Même avec les employés les plus vigilants, l’erreur humaine reste possible. La question n’est pas seulement « comment éviter un clic ? », mais « comment limiter les dégâts SI un clic survient ? ». C’est le rôle du contrôle d’accès basé sur les rôles (RBAC). Ce principe consiste à n’accorder aux employés que les accès strictement nécessaires à l’exercice de leurs fonctions. C’est l’application directe du principe du moindre privilège. Si le compte d’un commercial est compromis, l’attaquant ne doit pouvoir accéder qu’aux données commerciales, et en aucun cas à la comptabilité ou aux serveurs de développement.
Pour une équipe de 100 personnes, définir une matrice RBAC peut sembler complexe, mais la méthode est structurée et collaborative. Tenter de le faire seul depuis le bureau du DSI est voué à l’échec. L’implication des managers de chaque département est indispensable, car ce sont eux qui connaissent le mieux les besoins réels de leurs équipes. Un atelier collaboratif est la meilleure approche pour co-construire une politique de droits d’accès réaliste et adoptée par tous.

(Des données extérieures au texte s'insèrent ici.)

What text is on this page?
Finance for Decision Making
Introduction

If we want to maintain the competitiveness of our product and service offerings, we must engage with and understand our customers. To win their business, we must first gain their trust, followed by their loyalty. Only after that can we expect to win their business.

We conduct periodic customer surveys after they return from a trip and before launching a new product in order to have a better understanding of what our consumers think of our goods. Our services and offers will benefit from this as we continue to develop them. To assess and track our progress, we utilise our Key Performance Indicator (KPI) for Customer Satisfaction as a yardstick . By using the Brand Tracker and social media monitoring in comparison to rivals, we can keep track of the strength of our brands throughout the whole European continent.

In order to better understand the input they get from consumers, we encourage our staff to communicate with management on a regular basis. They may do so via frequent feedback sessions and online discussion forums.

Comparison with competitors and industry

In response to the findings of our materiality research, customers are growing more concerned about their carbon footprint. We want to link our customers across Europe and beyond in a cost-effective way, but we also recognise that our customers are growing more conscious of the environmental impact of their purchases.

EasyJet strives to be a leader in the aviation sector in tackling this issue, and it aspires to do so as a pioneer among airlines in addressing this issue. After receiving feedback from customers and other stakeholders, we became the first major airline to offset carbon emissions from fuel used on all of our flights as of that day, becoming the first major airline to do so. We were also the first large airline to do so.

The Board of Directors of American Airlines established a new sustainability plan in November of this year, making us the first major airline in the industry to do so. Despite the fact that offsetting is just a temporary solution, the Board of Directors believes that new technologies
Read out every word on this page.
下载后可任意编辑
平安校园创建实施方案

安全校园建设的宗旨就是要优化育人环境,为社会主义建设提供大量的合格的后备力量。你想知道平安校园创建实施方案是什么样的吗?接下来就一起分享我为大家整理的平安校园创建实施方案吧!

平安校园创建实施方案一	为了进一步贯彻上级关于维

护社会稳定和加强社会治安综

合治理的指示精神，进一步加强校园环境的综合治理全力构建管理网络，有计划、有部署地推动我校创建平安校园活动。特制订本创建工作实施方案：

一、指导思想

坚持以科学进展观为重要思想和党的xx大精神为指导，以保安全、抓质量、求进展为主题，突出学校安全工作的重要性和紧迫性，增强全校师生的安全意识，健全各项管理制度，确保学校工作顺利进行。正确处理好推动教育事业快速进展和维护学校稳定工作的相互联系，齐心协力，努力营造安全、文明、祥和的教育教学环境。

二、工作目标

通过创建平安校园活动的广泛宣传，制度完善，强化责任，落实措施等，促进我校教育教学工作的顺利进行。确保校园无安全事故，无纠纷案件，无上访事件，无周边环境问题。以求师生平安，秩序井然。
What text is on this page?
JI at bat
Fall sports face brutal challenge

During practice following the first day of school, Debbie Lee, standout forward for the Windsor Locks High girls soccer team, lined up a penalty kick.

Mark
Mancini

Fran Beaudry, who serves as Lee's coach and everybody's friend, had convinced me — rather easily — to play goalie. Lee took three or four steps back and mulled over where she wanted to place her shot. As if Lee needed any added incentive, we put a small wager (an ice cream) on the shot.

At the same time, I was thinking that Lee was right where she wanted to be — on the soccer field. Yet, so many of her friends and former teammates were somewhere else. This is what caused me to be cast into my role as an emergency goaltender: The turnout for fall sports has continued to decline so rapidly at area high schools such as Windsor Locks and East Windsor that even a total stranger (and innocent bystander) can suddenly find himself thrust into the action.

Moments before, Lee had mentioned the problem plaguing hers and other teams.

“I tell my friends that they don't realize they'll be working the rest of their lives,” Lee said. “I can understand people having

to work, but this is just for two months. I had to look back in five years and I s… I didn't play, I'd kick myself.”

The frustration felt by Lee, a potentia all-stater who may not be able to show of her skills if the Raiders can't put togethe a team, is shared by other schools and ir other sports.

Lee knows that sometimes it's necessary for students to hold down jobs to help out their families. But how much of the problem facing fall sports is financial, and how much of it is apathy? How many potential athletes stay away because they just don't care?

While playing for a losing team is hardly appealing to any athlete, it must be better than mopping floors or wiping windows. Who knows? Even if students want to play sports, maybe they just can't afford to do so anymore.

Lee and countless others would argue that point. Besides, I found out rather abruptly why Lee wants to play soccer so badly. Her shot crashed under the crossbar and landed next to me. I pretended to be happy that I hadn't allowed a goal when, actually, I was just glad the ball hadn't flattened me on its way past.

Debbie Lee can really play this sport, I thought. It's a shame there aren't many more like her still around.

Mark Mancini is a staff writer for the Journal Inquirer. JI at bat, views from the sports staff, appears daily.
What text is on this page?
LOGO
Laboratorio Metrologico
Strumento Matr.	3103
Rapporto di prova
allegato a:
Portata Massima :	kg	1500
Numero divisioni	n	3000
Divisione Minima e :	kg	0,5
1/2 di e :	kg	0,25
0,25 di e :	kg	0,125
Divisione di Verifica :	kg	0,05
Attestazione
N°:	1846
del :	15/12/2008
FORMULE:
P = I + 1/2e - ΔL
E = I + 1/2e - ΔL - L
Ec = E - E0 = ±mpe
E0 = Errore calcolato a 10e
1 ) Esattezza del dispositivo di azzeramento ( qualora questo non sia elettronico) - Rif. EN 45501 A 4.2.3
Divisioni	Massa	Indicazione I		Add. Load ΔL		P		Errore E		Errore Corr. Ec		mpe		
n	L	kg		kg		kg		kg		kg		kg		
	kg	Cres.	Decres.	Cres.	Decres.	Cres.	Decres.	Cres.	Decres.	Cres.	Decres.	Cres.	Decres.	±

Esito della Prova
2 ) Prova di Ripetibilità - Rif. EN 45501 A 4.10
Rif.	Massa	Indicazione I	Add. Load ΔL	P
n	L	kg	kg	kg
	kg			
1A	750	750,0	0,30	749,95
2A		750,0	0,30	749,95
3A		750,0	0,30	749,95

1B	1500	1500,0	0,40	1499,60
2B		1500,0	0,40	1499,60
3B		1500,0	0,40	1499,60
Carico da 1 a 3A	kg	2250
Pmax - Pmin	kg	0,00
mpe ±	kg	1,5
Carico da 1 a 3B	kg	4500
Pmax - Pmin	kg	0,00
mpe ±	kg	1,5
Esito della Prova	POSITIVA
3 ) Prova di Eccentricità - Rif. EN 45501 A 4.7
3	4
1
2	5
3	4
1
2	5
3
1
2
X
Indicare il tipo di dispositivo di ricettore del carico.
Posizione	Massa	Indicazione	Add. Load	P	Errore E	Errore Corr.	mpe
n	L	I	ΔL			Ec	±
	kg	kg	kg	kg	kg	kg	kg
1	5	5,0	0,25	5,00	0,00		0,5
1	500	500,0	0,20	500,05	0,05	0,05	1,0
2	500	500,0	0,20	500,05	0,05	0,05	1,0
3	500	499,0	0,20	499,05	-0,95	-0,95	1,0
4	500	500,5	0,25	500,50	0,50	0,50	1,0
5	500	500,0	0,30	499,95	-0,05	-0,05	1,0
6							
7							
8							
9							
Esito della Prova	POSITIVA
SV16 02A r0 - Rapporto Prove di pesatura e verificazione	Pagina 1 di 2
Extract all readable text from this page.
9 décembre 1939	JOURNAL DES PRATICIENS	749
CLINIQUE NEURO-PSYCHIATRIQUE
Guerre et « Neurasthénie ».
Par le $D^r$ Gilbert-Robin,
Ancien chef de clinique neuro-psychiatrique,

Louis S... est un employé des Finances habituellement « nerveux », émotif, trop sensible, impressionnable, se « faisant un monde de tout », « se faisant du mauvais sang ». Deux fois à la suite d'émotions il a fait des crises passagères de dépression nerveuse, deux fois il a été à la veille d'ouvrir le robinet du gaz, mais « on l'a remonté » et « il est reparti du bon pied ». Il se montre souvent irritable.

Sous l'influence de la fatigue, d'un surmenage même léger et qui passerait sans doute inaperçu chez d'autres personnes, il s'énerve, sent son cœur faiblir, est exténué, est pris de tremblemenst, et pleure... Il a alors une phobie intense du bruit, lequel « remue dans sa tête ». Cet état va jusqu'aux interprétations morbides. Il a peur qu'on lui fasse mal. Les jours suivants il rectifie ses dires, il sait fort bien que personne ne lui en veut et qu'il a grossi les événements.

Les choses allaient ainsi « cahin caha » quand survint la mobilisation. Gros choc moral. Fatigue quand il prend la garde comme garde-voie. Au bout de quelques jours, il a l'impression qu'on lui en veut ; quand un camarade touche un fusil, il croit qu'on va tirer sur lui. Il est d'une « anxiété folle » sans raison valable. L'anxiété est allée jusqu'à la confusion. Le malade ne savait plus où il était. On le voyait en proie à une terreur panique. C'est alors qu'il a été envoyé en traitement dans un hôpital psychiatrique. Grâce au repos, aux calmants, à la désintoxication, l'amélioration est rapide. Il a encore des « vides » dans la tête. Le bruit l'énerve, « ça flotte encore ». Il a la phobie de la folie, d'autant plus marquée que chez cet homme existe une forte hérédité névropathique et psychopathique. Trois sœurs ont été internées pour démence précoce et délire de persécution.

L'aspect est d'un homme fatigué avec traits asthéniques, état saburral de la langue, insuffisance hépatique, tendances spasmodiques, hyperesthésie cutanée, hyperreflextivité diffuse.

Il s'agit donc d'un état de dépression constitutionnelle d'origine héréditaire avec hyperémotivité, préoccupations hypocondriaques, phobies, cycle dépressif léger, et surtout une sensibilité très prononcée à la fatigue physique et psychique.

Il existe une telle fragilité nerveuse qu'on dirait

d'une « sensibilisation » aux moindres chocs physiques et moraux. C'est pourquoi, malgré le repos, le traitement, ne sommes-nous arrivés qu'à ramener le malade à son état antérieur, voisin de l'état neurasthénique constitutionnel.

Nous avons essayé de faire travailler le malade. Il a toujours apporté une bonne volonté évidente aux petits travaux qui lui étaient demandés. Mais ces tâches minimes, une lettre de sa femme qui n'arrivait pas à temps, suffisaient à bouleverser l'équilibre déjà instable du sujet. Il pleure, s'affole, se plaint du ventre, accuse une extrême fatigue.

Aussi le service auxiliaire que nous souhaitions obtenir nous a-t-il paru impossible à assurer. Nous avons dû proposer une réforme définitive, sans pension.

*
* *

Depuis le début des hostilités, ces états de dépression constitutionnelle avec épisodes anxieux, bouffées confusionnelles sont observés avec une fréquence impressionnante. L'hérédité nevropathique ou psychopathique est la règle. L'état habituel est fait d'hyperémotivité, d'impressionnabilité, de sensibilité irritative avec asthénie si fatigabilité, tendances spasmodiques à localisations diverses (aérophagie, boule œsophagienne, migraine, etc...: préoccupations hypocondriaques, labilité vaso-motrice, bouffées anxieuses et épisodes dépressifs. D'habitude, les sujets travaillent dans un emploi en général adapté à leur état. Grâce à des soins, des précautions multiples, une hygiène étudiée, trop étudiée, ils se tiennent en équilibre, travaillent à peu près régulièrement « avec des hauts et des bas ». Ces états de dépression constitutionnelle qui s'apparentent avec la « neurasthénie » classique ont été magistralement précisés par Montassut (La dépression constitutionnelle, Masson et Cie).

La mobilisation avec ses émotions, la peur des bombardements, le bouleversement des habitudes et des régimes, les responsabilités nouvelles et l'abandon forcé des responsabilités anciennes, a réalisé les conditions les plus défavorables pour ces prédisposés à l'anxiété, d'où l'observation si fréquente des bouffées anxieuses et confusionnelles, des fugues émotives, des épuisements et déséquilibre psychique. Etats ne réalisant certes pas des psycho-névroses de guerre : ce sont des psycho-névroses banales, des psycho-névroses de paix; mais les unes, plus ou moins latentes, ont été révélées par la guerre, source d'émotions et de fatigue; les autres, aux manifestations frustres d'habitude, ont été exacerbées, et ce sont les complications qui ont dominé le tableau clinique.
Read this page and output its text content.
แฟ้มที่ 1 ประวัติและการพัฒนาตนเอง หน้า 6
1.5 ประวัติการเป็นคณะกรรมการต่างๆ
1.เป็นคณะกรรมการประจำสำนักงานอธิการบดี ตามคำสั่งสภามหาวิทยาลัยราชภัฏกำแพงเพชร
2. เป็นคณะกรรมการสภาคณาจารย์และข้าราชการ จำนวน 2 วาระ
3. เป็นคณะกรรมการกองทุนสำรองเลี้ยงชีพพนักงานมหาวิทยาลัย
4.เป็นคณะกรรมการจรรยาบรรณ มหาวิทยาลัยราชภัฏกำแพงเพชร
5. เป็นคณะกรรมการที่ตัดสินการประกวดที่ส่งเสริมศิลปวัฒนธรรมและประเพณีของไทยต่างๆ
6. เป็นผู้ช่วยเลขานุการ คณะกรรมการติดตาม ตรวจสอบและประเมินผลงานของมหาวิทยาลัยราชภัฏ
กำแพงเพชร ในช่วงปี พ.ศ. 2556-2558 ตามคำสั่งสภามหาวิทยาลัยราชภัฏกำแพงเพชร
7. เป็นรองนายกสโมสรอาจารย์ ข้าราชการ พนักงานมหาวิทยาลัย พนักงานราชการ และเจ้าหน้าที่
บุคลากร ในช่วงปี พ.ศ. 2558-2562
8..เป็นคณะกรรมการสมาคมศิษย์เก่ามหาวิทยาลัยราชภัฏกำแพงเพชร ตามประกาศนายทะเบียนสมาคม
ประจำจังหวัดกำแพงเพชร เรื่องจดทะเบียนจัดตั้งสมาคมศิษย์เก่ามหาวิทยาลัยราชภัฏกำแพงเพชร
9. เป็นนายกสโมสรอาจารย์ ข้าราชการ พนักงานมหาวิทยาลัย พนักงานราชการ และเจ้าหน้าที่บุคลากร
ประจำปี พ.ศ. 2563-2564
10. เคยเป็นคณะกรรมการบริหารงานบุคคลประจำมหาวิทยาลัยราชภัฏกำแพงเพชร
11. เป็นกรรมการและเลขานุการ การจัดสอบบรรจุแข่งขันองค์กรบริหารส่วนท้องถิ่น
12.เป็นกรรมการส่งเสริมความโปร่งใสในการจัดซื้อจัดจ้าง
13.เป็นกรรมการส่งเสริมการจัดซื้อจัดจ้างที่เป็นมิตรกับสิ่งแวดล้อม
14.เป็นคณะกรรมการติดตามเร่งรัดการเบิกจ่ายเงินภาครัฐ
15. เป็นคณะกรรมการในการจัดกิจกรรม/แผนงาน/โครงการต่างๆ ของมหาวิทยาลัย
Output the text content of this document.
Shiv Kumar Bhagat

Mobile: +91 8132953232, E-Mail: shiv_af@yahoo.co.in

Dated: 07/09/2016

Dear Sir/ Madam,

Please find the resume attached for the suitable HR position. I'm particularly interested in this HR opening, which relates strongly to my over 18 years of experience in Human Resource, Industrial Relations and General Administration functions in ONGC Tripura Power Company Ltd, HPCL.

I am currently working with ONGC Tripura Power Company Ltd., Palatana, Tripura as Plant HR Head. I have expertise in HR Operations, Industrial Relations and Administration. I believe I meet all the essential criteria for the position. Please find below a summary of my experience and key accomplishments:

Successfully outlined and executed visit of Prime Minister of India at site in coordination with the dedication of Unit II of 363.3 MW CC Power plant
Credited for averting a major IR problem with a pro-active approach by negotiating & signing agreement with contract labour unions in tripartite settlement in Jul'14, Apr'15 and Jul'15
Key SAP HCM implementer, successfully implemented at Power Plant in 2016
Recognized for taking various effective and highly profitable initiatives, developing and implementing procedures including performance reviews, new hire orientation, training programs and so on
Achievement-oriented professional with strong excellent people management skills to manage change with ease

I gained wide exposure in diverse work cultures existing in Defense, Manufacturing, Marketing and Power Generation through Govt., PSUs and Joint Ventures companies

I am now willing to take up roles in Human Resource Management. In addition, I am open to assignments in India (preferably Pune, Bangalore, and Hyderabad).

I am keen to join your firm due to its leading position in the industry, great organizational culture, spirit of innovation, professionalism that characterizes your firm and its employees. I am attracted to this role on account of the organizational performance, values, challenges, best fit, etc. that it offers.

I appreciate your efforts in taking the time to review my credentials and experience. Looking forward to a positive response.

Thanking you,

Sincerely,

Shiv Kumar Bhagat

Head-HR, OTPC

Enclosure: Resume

La méthode pratique pour construire cette matrice peut se résumer en quelques étapes clés :
- Identifier les rôles : Ne raisonnez pas par individu, mais par fonction (ex: « Comptable Fournisseur », « Commercial Grand Compte », « Développeur Backend »).
- Lister les ressources : Identifiez les applications, dossiers partagés, bases de données et autres ressources critiques.
- Construire la matrice : Créez un tableau simple avec les rôles en lignes et les ressources en colonnes.
- Définir les permissions : Pour chaque intersection, définissez le niveau d’accès nécessaire : Aucun accès, Lecture seule, Écriture, ou Administration. Appliquez systématiquement le principe du moindre privilège.
- Implémenter et auditer : Une fois la matrice définie, implémentez-la dans vos systèmes (via les groupes de votre annuaire, par exemple) et planifiez des revues régulières (au moins annuelles) avec les managers pour l’ajuster.
Le RBAC n’est pas un projet ponctuel, mais un processus continu. Il constitue la dernière ligne de défense technique qui, combinée à une culture de vigilance humaine, crée une posture de sécurité véritablement résiliente. En cas d’incident, il fait la différence entre un problème contenu et une crise majeure.